Duyduklarıyla boğazına koca bir yumru otururken, nefes almaya çalışmıştı Clarissa. Titreme nöbetine tutulmuş bedenini hareket ettirmeyi başararak bir adım atmış, kapının aralık olan kanadını tutunmuştu. Odanın içini görebilecek kadar açtığında, eşikte duraksamıştı. İçeri girmeye cesareti yoktu. Acıyla kasılmış yüzünü kaldırarak büyük odaya çabuk bir bakış atmıştı. Baş kısmına ip bağlanmış, ebenin ve hizmetlilerin etrafını çevrelediği beyaz çarşafı kana bulanmış yatağa bakmayı reddederek, bakışlarını yanan şöminenin önündeki kıza çevirmişti. İki elini de dağılmış kumral saçlarına geçirmiş, bir ileri bir geri giderek, ağlamamak için kendini sıkan kızı izlemişti. Nefesini tutmuş bir halde kapı eşiğinde, tıpkı Kutsal Meryem resminin önündeki gibi pembe bir elbise içinde olan kızın acısını paylaşırken beklemediği bir anda kızarmış yeşim yeşili gözlerini yataktaki annesinden çeken genç kız, ona doğru dönerek gözlerinin içine bakmıştı. Bununla birlikle korkuyla bir adım gerileyen Clarissa, nefessiz kaldığını hissetmişti.

**

Gördüğü rüyanın etkisiyle ani bir sıçrama ile uyanmış Clarissa, bir elini yatağa dayayarak doğrulmuştu, kendini hiç uyumamış gibi hissediyordu.
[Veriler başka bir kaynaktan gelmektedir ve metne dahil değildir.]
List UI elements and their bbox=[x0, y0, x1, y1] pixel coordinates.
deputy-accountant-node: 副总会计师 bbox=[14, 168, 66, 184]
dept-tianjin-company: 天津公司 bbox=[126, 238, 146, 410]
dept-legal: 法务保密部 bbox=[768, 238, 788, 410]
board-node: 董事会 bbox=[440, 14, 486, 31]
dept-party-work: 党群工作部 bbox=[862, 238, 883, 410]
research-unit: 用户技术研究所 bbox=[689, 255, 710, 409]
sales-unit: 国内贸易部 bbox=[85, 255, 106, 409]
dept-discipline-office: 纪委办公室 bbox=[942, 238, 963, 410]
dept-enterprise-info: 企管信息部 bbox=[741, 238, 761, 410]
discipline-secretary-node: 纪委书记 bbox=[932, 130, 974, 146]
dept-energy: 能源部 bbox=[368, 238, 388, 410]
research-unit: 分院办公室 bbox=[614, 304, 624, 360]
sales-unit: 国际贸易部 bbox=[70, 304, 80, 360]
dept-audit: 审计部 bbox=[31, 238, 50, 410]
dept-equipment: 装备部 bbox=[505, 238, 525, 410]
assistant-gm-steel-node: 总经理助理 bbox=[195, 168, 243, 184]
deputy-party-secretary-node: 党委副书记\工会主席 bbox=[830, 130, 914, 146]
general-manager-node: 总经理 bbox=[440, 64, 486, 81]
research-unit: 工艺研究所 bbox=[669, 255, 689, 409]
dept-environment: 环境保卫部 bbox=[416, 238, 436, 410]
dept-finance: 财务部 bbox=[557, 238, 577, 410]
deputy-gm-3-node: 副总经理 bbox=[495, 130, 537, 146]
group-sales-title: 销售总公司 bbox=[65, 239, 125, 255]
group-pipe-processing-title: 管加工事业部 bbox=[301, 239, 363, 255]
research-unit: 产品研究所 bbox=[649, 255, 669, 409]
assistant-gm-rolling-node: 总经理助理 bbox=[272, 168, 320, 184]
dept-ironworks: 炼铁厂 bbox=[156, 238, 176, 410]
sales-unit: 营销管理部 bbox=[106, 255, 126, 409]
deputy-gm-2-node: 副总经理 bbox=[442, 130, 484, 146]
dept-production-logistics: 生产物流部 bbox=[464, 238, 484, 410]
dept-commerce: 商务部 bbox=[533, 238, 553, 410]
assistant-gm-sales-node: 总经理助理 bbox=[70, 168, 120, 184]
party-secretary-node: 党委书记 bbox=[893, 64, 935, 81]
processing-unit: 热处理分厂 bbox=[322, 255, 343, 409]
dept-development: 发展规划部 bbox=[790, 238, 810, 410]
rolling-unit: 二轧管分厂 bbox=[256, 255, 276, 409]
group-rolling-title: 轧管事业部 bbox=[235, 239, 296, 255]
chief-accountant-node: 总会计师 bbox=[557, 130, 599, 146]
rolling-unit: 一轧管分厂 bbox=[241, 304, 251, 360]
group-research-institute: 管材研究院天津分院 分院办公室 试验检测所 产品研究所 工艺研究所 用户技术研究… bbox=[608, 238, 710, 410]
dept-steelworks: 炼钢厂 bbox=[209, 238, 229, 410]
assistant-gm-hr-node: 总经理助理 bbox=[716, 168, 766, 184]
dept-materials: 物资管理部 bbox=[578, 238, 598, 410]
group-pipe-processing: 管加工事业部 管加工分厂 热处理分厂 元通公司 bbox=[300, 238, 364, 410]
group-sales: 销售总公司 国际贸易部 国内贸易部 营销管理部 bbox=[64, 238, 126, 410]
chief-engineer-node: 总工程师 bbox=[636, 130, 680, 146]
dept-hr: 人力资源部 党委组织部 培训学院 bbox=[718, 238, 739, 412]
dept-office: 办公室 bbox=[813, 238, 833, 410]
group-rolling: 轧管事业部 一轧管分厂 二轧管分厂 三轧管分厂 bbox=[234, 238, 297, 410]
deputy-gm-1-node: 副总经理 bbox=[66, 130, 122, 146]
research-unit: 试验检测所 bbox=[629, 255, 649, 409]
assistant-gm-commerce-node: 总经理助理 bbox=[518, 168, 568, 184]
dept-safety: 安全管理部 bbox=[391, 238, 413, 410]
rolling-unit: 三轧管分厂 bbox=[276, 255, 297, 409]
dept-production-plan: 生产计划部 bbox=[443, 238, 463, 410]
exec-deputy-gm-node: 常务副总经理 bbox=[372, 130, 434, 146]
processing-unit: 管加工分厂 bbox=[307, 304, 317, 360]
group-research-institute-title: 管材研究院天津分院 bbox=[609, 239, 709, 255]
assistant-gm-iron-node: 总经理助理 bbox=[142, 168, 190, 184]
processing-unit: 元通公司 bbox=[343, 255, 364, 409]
Manasız bakan gözlerini bir süre yatak odasında gezdirmişti. Geniş pencerelerden süzülen güneş ışığı, tüm odayı dolduruyordu. Dağılmış saçlarını yüzünden geriye itmiş, yeşil gözlerini yatağın diğer tarafına çevirmişti. Bir kolunu yastığının altına koyarak yüzüstü yatmış Andreani, dudakları aralanmış bir şekilde uyumaya devam ediyordu. Gözlerini devirmekten kendini alamamıştı Clarissa, ne zaman tartışsalar o sabahı sabah edip tüm günü uykusuz geçirirken adam nispet yaparcasına yanında tatlı bir uyku çekiyordu. Yastığını eline geçirerek adamın uykuyla tatlı bir hal almış yüzüne bastırma istediğini görmezden gelmiş üzerindeki örtüyü usulca yana çektiğinde, yataktan çıkmıştı.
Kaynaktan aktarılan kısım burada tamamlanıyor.